B Major
Key Signature
| Property | Value |
|---|---|
| Tonic | B |
| Mode | Major |
| Accidentals | 5 sharps |
| Key Signature Notes | F♯, C♯, G♯, D♯, A♯ |
B major has five sharps and a bright, somewhat tense quality. Enharmonically equivalent to C♭ major, it is used in orchestral writing and some jazz compositions.
Diatonic Chords
The seven diatonic chords of B Major — each built on a scale degree using only the notes of the key signature:
| Degree | Roman Numeral | Chord Type | Chord |
|---|---|---|---|
| 1 | I | Major | B Major |
| 2 | ii | Minor | C♯ Minor |
| 3 | iii | Minor | D♯ Minor |
| 4 | IV | Major | E Major |
| 5 | V | Major | F♯ Major |
| 6 | vi | Minor | G♯ Minor |
| 7 | vii° | Diminished | A♯ Diminished |
Related Keys
- Relative Minor
- G Sharp Minor — shares the same key signature.
- Parallel Minor
- B Minor — same tonic, different key signature.

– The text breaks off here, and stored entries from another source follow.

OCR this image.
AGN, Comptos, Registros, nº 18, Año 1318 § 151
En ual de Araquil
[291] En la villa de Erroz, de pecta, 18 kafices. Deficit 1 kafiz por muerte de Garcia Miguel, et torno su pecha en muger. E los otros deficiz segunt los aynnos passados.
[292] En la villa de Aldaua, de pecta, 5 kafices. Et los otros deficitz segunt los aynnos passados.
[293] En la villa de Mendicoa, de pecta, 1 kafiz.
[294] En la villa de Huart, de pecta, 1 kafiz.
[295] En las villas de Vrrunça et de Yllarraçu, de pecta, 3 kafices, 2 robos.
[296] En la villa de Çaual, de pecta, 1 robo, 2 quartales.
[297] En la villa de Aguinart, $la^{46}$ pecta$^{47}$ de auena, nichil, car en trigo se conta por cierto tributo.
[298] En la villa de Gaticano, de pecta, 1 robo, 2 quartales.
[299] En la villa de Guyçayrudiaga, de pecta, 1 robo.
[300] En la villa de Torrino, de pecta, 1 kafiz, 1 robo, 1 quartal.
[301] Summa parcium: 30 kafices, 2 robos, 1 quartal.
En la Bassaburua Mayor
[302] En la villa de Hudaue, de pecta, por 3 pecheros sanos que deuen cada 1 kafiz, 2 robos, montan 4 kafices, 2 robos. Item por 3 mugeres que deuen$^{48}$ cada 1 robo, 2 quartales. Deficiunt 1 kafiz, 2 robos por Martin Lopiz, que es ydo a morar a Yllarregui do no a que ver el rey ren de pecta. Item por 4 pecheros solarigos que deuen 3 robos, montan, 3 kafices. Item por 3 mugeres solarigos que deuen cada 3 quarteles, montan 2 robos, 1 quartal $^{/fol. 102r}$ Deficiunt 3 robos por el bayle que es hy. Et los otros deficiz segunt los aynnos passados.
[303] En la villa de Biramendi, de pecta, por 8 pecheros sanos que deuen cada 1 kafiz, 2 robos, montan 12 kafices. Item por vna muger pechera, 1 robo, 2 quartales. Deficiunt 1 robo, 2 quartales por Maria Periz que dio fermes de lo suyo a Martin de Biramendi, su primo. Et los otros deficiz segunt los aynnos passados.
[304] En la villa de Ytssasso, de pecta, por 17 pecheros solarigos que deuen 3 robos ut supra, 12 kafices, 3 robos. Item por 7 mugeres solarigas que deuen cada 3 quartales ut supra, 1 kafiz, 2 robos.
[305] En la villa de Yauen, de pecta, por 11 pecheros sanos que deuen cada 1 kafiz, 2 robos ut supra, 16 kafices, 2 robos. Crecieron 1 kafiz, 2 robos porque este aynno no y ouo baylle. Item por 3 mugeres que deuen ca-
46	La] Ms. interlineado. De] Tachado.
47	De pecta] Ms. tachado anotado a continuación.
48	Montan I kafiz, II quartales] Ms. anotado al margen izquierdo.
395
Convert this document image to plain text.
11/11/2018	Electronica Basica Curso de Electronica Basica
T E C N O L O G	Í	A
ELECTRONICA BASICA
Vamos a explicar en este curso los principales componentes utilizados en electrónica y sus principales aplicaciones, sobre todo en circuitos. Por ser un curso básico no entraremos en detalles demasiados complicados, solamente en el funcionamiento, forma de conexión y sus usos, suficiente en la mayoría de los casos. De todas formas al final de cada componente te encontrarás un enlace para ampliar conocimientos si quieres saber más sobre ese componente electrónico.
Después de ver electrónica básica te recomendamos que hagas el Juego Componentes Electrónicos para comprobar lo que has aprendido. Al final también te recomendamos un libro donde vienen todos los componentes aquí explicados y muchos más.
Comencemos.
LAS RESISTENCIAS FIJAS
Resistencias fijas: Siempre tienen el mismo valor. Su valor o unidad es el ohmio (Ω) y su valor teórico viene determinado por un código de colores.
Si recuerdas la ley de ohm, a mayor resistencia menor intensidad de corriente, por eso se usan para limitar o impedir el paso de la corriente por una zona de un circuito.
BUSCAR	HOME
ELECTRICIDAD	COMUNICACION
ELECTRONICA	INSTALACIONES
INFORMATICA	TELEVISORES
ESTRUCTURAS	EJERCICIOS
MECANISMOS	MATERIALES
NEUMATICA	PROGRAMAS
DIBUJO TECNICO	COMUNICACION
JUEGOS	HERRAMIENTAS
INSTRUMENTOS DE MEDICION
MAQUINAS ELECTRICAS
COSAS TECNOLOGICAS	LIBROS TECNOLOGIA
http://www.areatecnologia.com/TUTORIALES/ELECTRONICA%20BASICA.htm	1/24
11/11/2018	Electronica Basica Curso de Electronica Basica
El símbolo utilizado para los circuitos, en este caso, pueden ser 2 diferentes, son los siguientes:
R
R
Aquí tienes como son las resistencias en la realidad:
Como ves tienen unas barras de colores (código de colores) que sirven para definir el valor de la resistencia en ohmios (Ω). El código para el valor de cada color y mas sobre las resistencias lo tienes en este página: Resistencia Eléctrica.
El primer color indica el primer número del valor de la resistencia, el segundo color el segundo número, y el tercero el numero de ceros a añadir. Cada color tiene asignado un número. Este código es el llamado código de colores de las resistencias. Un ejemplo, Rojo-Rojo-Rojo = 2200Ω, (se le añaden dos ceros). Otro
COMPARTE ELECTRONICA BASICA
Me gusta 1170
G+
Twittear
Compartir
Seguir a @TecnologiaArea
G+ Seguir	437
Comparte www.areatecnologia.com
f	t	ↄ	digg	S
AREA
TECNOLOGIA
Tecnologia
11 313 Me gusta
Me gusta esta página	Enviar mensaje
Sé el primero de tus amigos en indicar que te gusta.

See all key relationships on the Circle of Fifths.
Scales in B Major
Common scales built from the B tonic:
Transposing Instrument Context
Sharp-key signatures like B Major are comfortable for open-string instruments (guitar, violin). B♭ instruments (trumpet, clarinet, tenor saxophone) read in C♯ major to sound B Major. E♭ instruments (alto saxophone, E♭ clarinet) read in G♯ major to sound B Major. Standard guitar tuning (E A D G B E) resonates naturally in B Major.